Original Class
class HomeController
{
function __construct()
{
$this->setPhpRenderer('Module');
$this->repository = new HomeRepository($id);
$this->proposalService = new ProposalService($this->repository);
$this->quickAdd = new QuickAdd($this->repository);
}
}
/*
* Instantiation is nice and clean:
*/
$home = new HomeController();
Using Dependency Injection
class HomeController
{
function __construct(
PhpRenderer $renderer,
HomeRepository $repository,
ProposalService $proposalService,
QuickAdd $quickAdd)
)
{
$this->renderer = $renderer;
$this->repository = $repository;
$this->proposalService = $proposalService;
$this->quickAdd = quickAdd;
}
}
/*
* Instantiate Class components
*/
$renderer = PhpRenderer('Module');
$repository = new HomeRepository($id);
$proposalService = new ProposalService($this->repository);
$quickAdd = new QuickAdd($this->repository);
/*
* Instantiate class -
*/
$home = new HomeController(
$renderer,
$repository,
$proposalService,
$quickAdd
);
Question
I am noting that DI adds a boatloads of code and I want to keep my instantiation nice and neat while still using dependency injection principles.
One thought I’ve had is instead of passing individual class components, put those components into an array
. This will add extra code of course to manage the array
, but all class components will be tucked into it.
5
You can use IoC containers to do that. You just dump all of the dependencies in them (or let the IoC container discover them).

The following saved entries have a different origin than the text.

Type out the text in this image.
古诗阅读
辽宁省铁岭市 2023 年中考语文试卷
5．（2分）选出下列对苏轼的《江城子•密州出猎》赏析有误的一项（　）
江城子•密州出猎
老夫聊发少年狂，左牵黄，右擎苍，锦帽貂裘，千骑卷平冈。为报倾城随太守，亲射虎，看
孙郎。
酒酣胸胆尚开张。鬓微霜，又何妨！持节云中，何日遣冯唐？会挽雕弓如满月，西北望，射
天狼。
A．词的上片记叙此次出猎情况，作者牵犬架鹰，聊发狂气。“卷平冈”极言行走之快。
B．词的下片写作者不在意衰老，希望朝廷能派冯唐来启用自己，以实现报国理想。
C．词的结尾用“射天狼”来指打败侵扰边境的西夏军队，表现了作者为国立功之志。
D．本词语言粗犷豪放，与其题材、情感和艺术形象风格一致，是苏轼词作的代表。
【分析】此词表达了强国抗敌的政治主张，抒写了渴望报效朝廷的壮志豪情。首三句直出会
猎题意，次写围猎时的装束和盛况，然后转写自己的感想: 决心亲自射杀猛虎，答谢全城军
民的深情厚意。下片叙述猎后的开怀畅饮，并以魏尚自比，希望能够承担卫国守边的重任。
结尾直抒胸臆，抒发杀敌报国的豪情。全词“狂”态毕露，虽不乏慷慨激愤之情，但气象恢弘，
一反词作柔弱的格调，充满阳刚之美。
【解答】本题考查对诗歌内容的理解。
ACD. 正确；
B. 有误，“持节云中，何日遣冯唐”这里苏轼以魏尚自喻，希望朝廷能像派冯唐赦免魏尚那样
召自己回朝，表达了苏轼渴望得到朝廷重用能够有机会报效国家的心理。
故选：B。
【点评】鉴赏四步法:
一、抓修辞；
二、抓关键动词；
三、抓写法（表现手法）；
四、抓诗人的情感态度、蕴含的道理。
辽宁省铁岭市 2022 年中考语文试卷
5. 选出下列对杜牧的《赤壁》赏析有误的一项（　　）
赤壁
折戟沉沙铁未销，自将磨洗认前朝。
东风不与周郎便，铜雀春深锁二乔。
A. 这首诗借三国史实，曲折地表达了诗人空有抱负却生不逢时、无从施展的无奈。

I do not recommend this route as it complicates debugging, complicates unit testing, and otherwise obfuscates what’s going on when you’re just looking to make things cleaner (and thus more readable).
You could use basic factories, which takes the injection and hides it behind a factory call.
I generally do not recommend this route as it’s added boilerplate to what you already have and more things to screw up. And it also tends to make your code less discoverable.
But in general – you should not do either. Those few added lines aren’t that much noise. They make it explicit what is going on. They add flexibility for how people can use your code. They make it easier to debug the code. They make the code better.
2
The best technique to resolve this is to choose convention over configuration.
Containers can end up hiding dependencies in a mysterious way. Factories can end up doing the same but don’t have to.
The heart and soul of convention is default values. The trick is you need to allow every default to be overridden independently. If your language allows named parameters you get this for free. If not you need construction code that simulates it.
In java the go to pattern for this is the josh builder. There is a PHP variation.
Honestly, the josh builder style only leads to less code than what you started with here when you have more code that builds objects than you have code that defines objects.
Your style makes defining a class easy but building it a pain. The Bloch builder makes defining a class a pain but building easy.
They both offer flexibility so it’s what you do most that determines what makes most sense.